Pertenezco a una generación de personas que se hicieron adultas cuando todavía la “mili” era obligatoria y que se interesaron por la política con un ramalazo antimilitarista. Lo militar era cosa de carcamales y fachas; y los militares, unos personajes que identificábamos con un régimen deplorable (aunque hubiera algún individuo que era o había sido militar que no nos pareciera un mal tipo).

Los años fueron pasando, se instaló el régimen del 78, vivimos el golpe de Estado del 81, y siempre nos quedó la duda sobre si, como algunos decían, lo de estar en la OTAN había sido mano de santo y los militares se habían hecho demócratas o si, como otros seguían denunciando, lo de ser militar de cierta graduación era algo reservado a los vástagos de familias de rancio abolengo franquista.

Y va el general Julio Rodríguez y se hace de la tribu de Coleta Morada.

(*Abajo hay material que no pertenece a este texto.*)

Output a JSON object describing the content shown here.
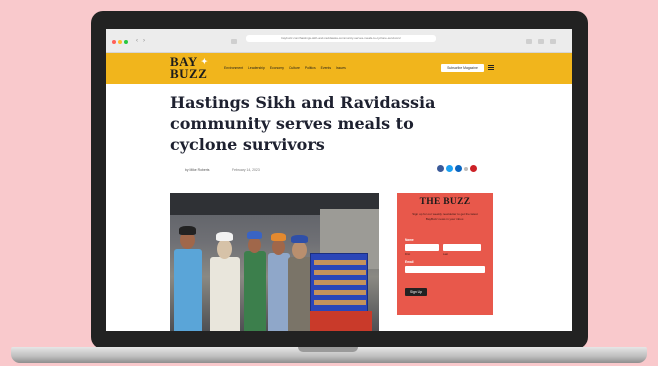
{
  "browser": {
    "url": "baybuzz.com/hastings-sikh-and-ravidassia-community-serves-meals-to-cyclone-survivors/",
    "back_icon": "back-arrow-icon",
    "forward_icon": "forward-arrow-icon"
  },
  "site": {
    "logo_line1": "BAY",
    "logo_line2": "BUZZ",
    "nav": [
      "Environment",
      "Leadership",
      "Economy",
      "Culture",
      "Politics",
      "Events",
      "Issues"
    ],
    "subscribe_label": "Subscribe Magazine"
  },
  "article": {
    "title": "Hastings Sikh and Ravidassia community serves meals to cyclone survivors",
    "author": "by Mike Roberts",
    "date": "February 14, 2023"
  },
  "share": {
    "colors": [
      "#3b5998",
      "#1da1f2",
      "#0a66c2",
      "#cc2127"
    ]
  },
  "widget": {
    "title": "THE BUZZ",
    "text": "Sign up for our weekly newsletter to get the latest BayBuzz news in your inbox.",
    "name_label": "Name",
    "first_hint": "First",
    "last_hint": "Last",
    "email_label": "Email",
    "button_label": "Sign Up"
  },
  "colors": {
    "header": "#f1b51c",
    "widget": "#e8584b",
    "background": "#f9c9cc"
  }
}
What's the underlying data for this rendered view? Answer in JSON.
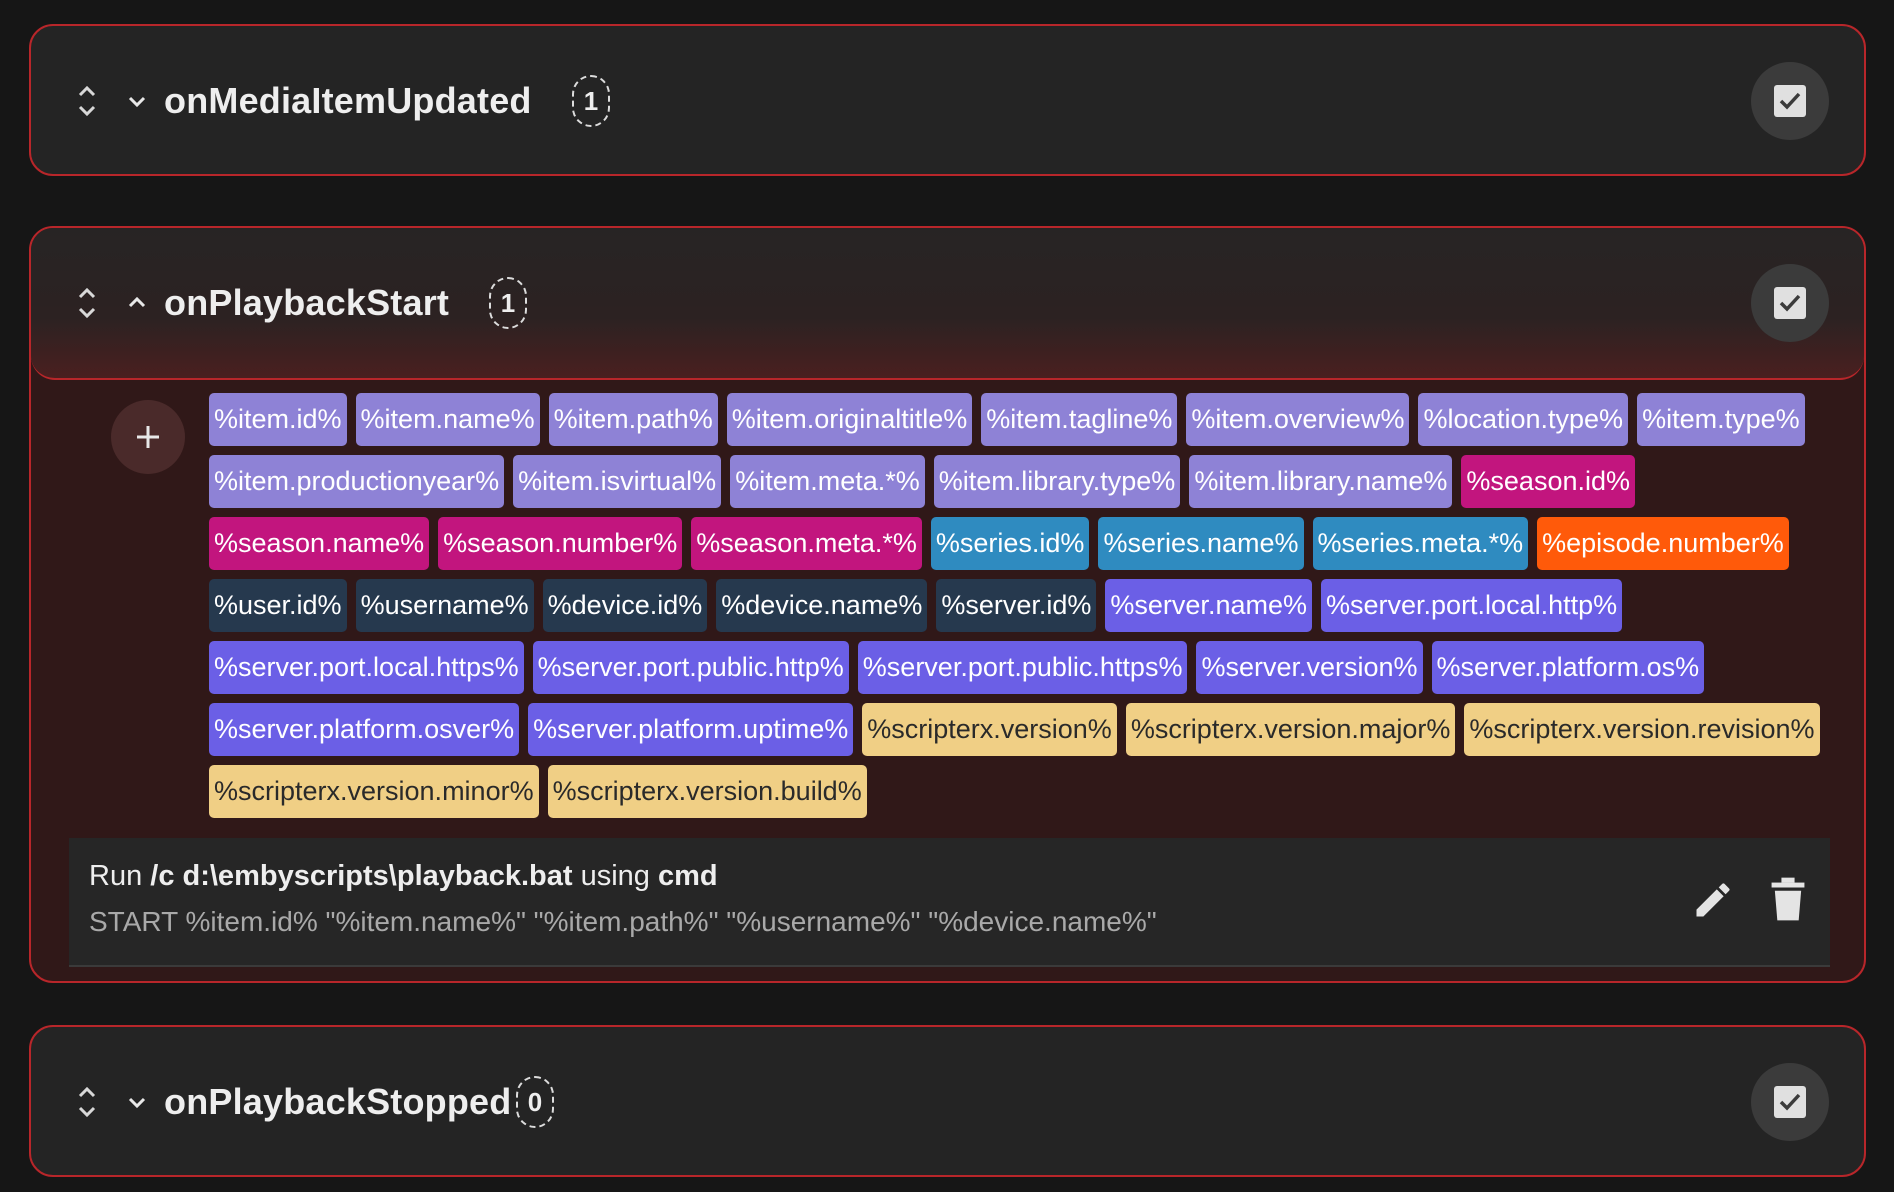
{
  "panels": [
    {
      "title": "onMediaItemUpdated",
      "count": "1",
      "expanded": false
    },
    {
      "title": "onPlaybackStart",
      "count": "1",
      "expanded": true
    },
    {
      "title": "onPlaybackStopped",
      "count": "0",
      "expanded": false
    }
  ],
  "colors": {
    "item": "#8e82d6",
    "season": "#c2157e",
    "series": "#2f8bc0",
    "episode": "#ff5a0a",
    "user": "#26394e",
    "server": "#6b5fe6",
    "scripterx": "#f0cf85",
    "border": "#b8262a"
  },
  "tags": [
    {
      "label": "%item.id%",
      "group": "item"
    },
    {
      "label": "%item.name%",
      "group": "item"
    },
    {
      "label": "%item.path%",
      "group": "item"
    },
    {
      "label": "%item.originaltitle%",
      "group": "item"
    },
    {
      "label": "%item.tagline%",
      "group": "item"
    },
    {
      "label": "%item.overview%",
      "group": "item"
    },
    {
      "label": "%location.type%",
      "group": "item"
    },
    {
      "label": "%item.type%",
      "group": "item"
    },
    {
      "label": "%item.productionyear%",
      "group": "item"
    },
    {
      "label": "%item.isvirtual%",
      "group": "item"
    },
    {
      "label": "%item.meta.*%",
      "group": "item"
    },
    {
      "label": "%item.library.type%",
      "group": "item"
    },
    {
      "label": "%item.library.name%",
      "group": "item"
    },
    {
      "label": "%season.id%",
      "group": "season"
    },
    {
      "label": "%season.name%",
      "group": "season"
    },
    {
      "label": "%season.number%",
      "group": "season"
    },
    {
      "label": "%season.meta.*%",
      "group": "season"
    },
    {
      "label": "%series.id%",
      "group": "series"
    },
    {
      "label": "%series.name%",
      "group": "series"
    },
    {
      "label": "%series.meta.*%",
      "group": "series"
    },
    {
      "label": "%episode.number%",
      "group": "episode"
    },
    {
      "label": "%user.id%",
      "group": "user"
    },
    {
      "label": "%username%",
      "group": "user"
    },
    {
      "label": "%device.id%",
      "group": "user"
    },
    {
      "label": "%device.name%",
      "group": "user"
    },
    {
      "label": "%server.id%",
      "group": "user"
    },
    {
      "label": "%server.name%",
      "group": "server"
    },
    {
      "label": "%server.port.local.http%",
      "group": "server"
    },
    {
      "label": "%server.port.local.https%",
      "group": "server"
    },
    {
      "label": "%server.port.public.http%",
      "group": "server"
    },
    {
      "label": "%server.port.public.https%",
      "group": "server"
    },
    {
      "label": "%server.version%",
      "group": "server"
    },
    {
      "label": "%server.platform.os%",
      "group": "server"
    },
    {
      "label": "%server.platform.osver%",
      "group": "server"
    },
    {
      "label": "%server.platform.uptime%",
      "group": "server"
    },
    {
      "label": "%scripterx.version%",
      "group": "scripterx"
    },
    {
      "label": "%scripterx.version.major%",
      "group": "scripterx"
    },
    {
      "label": "%scripterx.version.revision%",
      "group": "scripterx"
    },
    {
      "label": "%scripterx.version.minor%",
      "group": "scripterx"
    },
    {
      "label": "%scripterx.version.build%",
      "group": "scripterx"
    }
  ],
  "command": {
    "run_prefix": "Run",
    "script": "/c d:\\embyscripts\\playback.bat",
    "using_word": "using",
    "interpreter": "cmd",
    "args": "START %item.id% \"%item.name%\" \"%item.path%\" \"%username%\" \"%device.name%\""
  },
  "icons": {
    "drag": "unfold-icon",
    "expand": "chevron-down-icon",
    "collapse": "chevron-up-icon",
    "checkbox": "checkbox-checked-icon",
    "add": "plus-icon",
    "edit": "pencil-icon",
    "delete": "trash-icon"
  }
}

Y quienes han defendido el statu quo durante las últimas décadas lo ponen de inmediato en su punto de mira: unos por traición a las tradiciones de la milicia supuestamente democrática (para estos, estar a favor del derecho a decidir de las naciones sin Estado es casi un crimen de lesa humanidad); otros, por ser un renegado de la casta de los militares comme il faut (al parecer, no se puede ser una persona de orden y no compartir los designios de quienes mandan en la OTAN).

Y, de repente, uno experimenta un no‐se‐qué hacia ese ex‐general al que apenas ha oído decir unas cuantas frases por televisión. Y, ya sea por simpatía hacia él o por la escasa empatía con sus detractores, a uno le entran ganas de hacer un quiebro al antimilitarismo, olvidarse de que ni siquiera hizo la mili, cuadrarse ante el señor Julio Rodríguez y decirle, sin coña, aquello de ¡A SUS ÓRDENES, MI GENERAL!

P.S.: los de mi generación, incluso los que no hicimos la mili, lo de cuadrarnos y esas cosas de soldados lo aprendimos en nuestra más tierna infancia con los maestros falangistas de las escuelas públicas y/o a las órdenes de cuarteleros profesores de gimnasia. ¡Manda huevos!